Камилла взглянула на лист бумаги, приколотый шпильками к стене слева от зеркала. А может, и нет – Камилла ещё сама не знала: забыть ли эту свою эскападу или… По крайней мере, в ближайшее время она должна была «подтянуть хвосты», иначе получить партию Медоры ей не стоит и надеяться. Хотя на сегодняшней репетиции она удостоилась всевозможных похвал, но распределение ролей дело тонкое, механизмы здесь работают скрытые и, на непосвященный взгляд, загадочные. Возможно, эту партию, всё же, отдадут Сесиль, она нажимает на все пружины. А… помяни черта… и Камилла сказала:

         - Сегодня ты была неподражаема, Сесиль. Столько энтузиазма!

        Вбежавшие в уборную Сесиль Жамм и Мэг Жири тоже выглядели уставшими. Репетиция затянулась, а вечером спектакль… Даже голоса в гримерной звучали сегодня не так оживлённо, как обычно. Девушки быстро переодевались, чтобы успеть передохнуть перед вечерним спектаклем.

 Сесиль и Камилла тихо переговаривались, развязывая атласные ленты балетных туфелек, Мэг, шипя от старания, возилась с булавками, которыми она всегда подкалывала свою пачку, чтобы та торчала «петухами», как это называлось на балетном «арго». Пальцы её никак не справлялись, Мэг укололась до крови, и Камилле пришлось помочь ей.

Стук в дверь развлёк их, Камилла подумала, что это мсье Аслан, заждавшись, не выдержал и решил напомнить о себе, но в распахнувшейся двери появился незнакомый ей мужчина.
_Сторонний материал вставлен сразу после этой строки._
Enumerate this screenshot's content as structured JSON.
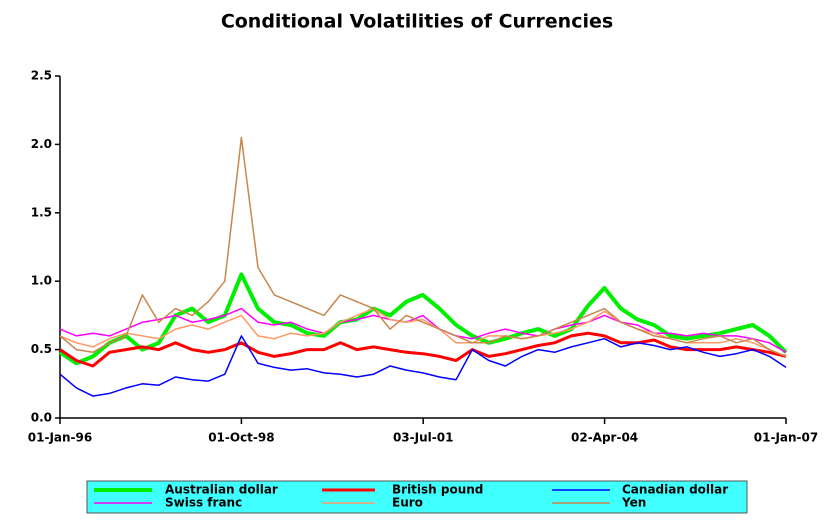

Высокий, элегантный. Тёмные волосы зачёсаны назад, скулы подчёркнуты, нос с горбинкой, твердый рисунок чувственных губ…

Совершенно неожиданно для себя Камилла подумала: Эрик!.. И тут же себе удивилась: что за чушь! Почему ей это в голову пришло? Незнакомый визитер заговорил, и Камилла поняла  (и именно потому, что голос его никак не напоминал голос Эрика, Камилле это стало до удивления ясно): именно так она представляла себе лицо Эрика, слушая его голос, это было лицо голоса Эрика. Такое же красивое, как его голос. Но это был не он, да и с чего бы это быть ему: Эрик был рад-радёшенек отделаться от неё.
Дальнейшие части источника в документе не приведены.